Weak arguments The little

October 15, 2003

Weak arguments

The little man woke up at 5:00 this morning, and while he got back to sleep neither J nor I did. I was lying in bed with my mind drifting, and I figured out that the long blog on Lies, Truth, and the Meaning of Words has a massive hole and two questionable rhetorical decisions. Now I need to write it down so the criticism will leave my head and I can grade.

The hole should be pretty darn obvious. I use the rhetorical technique synecdote to argue that popular culture can be reduced to Jim Steinman. And, despite the passing reference to J. D. Salinger, I do not provide any other evidence of a popular culture that values pathological honesty. If I were going to submit this for publication, even as an op-ed piece, I would have to go digging around in the lyrics of Eminem, Britney Spears, and other popular entertainers. Or, possibly, I could include a paragraph on "keeping it real" and the politics of personal presentation. I might still do that, but I won't research for a blog article. Blogging is self-indulgence, and there is a limit to the amount of time I will let it absorb.

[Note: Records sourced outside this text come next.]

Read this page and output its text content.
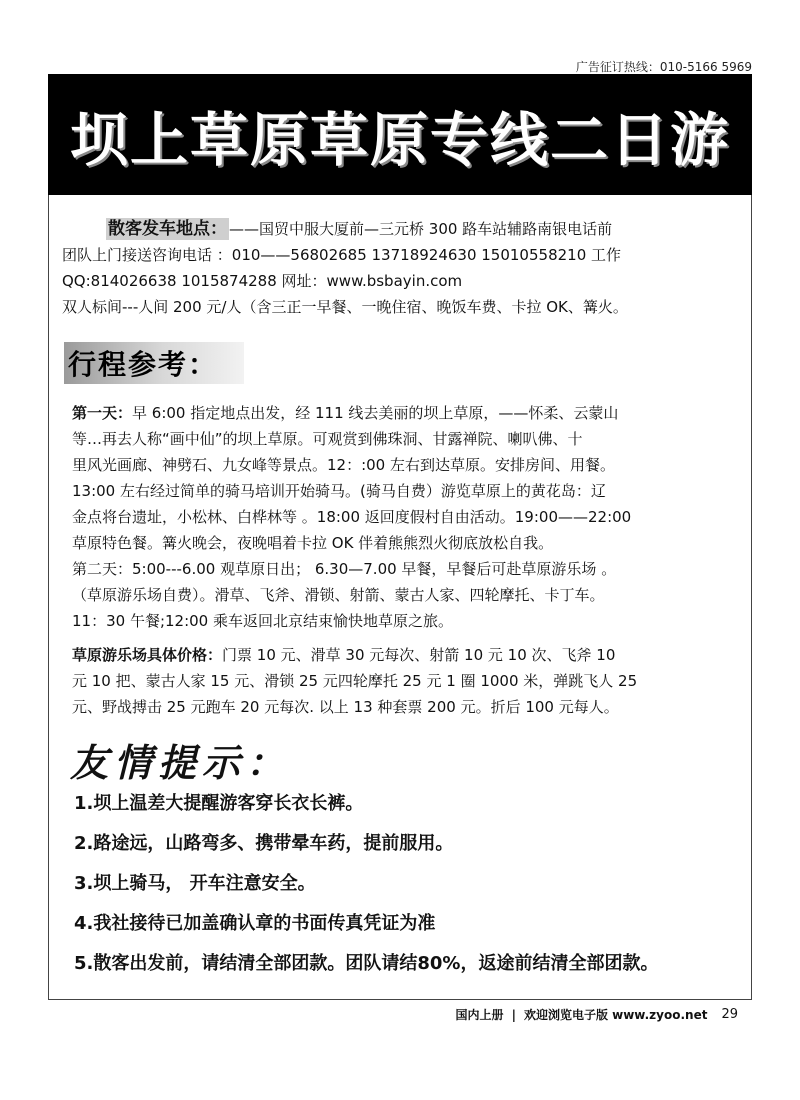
广告征订热线：010-5166 5969
坝上草原草原专线二日游
散客发车地点： ——国贸中服大厦前—三元桥 300 路车站辅路南银电话前
团队上门接送咨询电话 ：010——56802685 13718924630 15010558210 工作
QQ:814026638 1015874288 网址：www.bsbayin.com
双人标间---人间 200 元/人（含三正一早餐、一晚住宿、晚饭车费、卡拉 OK、篝火。
行程参考：
第一天：早 6:00 指定地点出发，经 111 线去美丽的坝上草原，——怀柔、云蒙山
等…再去人称“画中仙”的坝上草原。可观赏到佛珠洞、甘露禅院、喇叭佛、十
里风光画廊、神劈石、九女峰等景点。12：:00 左右到达草原。安排房间、用餐。
13:00 左右经过简单的骑马培训开始骑马。(骑马自费）游览草原上的黄花岛：辽
金点将台遗址，小松林、白桦林等 。18:00 返回度假村自由活动。19:00——22:00
草原特色餐。篝火晚会，夜晚唱着卡拉 OK 伴着熊熊烈火彻底放松自我。
第二天：5:00---6.00 观草原日出； 6.30—7.00 早餐，早餐后可赴草原游乐场 。
（草原游乐场自费）。滑草、飞斧、滑锁、射箭、蒙古人家、四轮摩托、卡丁车。
11：30 午餐;12:00 乘车返回北京结束愉快地草原之旅。
草原游乐场具体价格：门票 10 元、滑草 30 元每次、射箭 10 元 10 次、飞斧 10
元 10 把、蒙古人家 15 元、滑锁 25 元四轮摩托 25 元 1 圈 1000 米，弹跳飞人 25
元、野战搏击 25 元跑车 20 元每次. 以上 13 种套票 200 元。折后 100 元每人。
友情提示：
1.坝上温差大提醒游客穿长衣长裤。
2.路途远，山路弯多、携带晕车药，提前服用。
3.坝上骑马， 开车注意安全。
4.我社接待已加盖确认章的书面传真凭证为准
5.散客出发前，请结清全部团款。团队请结80%，返途前结清全部团款。
国内上册 | 欢迎浏览电子版 www.zyoo.net 29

The questionable decisions came as I tried to decide what to do with my comparison of Stevenson and Steinman. I chose to take it personal. This fit with the motif of speaking truth that had come up in the previous two entries, and the whole 3-piece set may well have been inspired by an email I sent to DW yesterday morning responding to her blogging about how best to tell the very vanilla man she is starting to date that she can be romantically faithful but not sexually faithful. I told her to tell the truth, for living a lie just eats away at you. (Edit - she agrees that she is compulsively honest.) Writing that email in the morning brought the Stevenson-Steinman thing to the forefront of my mind, I chewed on it all day, and when I got home I blogged it myself. The point of the story is that the whole thing came out of personal reflections and personal experience. A blog is, in the end, self indulgence and my blog is a diary not a manifesto. So, I went personal. It was the best choice for a blog entry, but having taken it personal I am less likely to submit the entry anywhere, even to Bonfire of the Vanities.

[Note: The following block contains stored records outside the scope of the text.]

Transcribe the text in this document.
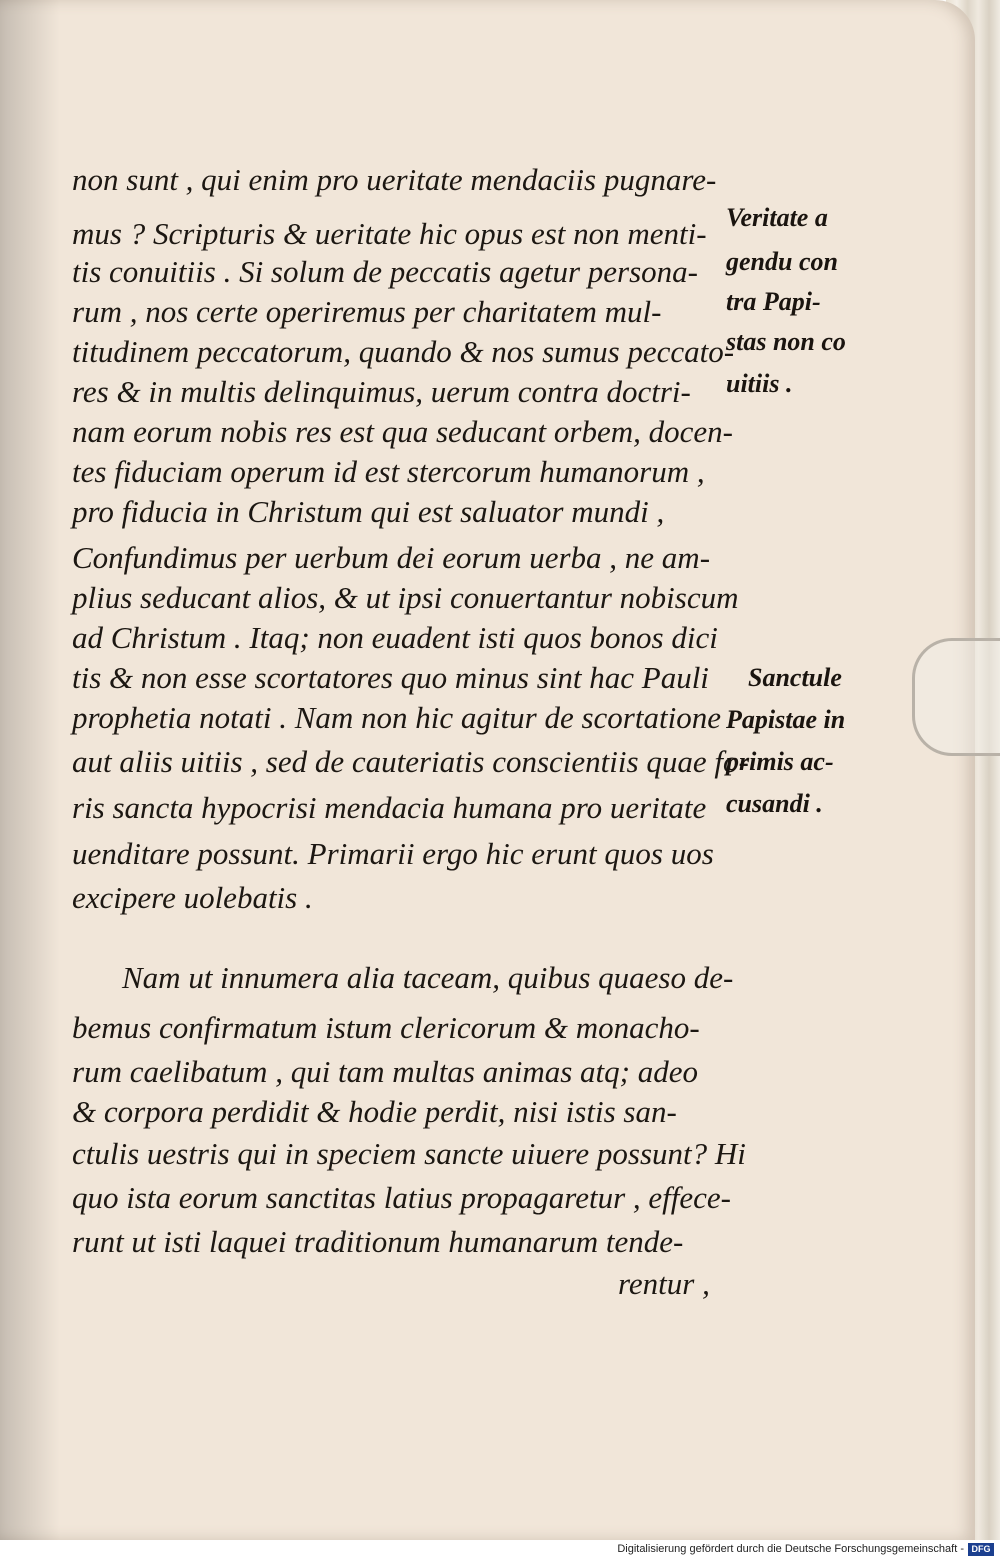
non sunt , qui enim pro ueritate mendaciis pugnare-
mus ? Scripturis & ueritate hic opus est non menti-
tis conuitiis . Si solum de peccatis agetur persona-
rum , nos certe operiremus per charitatem mul-
titudinem peccatorum, quando & nos sumus peccato-
res & in multis delinquimus, uerum contra doctri-
nam eorum nobis res est qua seducant orbem, docen-
tes fiduciam operum id est stercorum humanorum ,
pro fiducia in Christum qui est saluator mundi ,
Confundimus per uerbum dei eorum uerba , ne am-
plius seducant alios, & ut ipsi conuertantur nobiscum
ad Christum . Itaq; non euadent isti quos bonos dici
tis & non esse scortatores quo minus sint hac Pauli
prophetia notati . Nam non hic agitur de scortatione
aut aliis uitiis , sed de cauteriatis conscientiis quae fo-
ris sancta hypocrisi mendacia humana pro ueritate
uenditare possunt. Primarii ergo hic erunt quos uos
excipere uolebatis .
Nam ut innumera alia taceam, quibus quaeso de-
bemus confirmatum istum clericorum & monacho-
rum caelibatum , qui tam multas animas atq; adeo
& corpora perdidit & hodie perdit, nisi istis san-
ctulis uestris qui in speciem sancte uiuere possunt? Hi
quo ista eorum sanctitas latius propagaretur , effece-
runt ut isti laquei traditionum humanarum tende-
rentur ,
Veritate a
gendu con
tra Papi-
stas non co
uitiis .
Sanctule
Papistae in
primis ac-
cusandi .
Digitalisierung gefördert durch die Deutsche Forschungsgemeinschaft - DFG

The second questionable decision was to go from the personal to the political. Short-term political speech is something that has also been lurking around the back of my head for a few weeks - I posted a teaser to the thought on one of Kevin Drum's Calpundit response threads. I was ignored there, I might be ignored here. In any case, I saw the connection to political speech. If I ever revise these thoughts and put them into proper culture-vulture form, I will return to the opening dichotomy between artistic speech valuing a pathological honesty and political speech grounded in expediency. As it was, coming out of a discussion of personal approaches to truth, I continued to frame the political question in personal terms.

Finally, of course, like a good New England sermon, I gave an application for my doctrine. That, I think, was a good decision.

And so to grade, and to revise chapter three some more.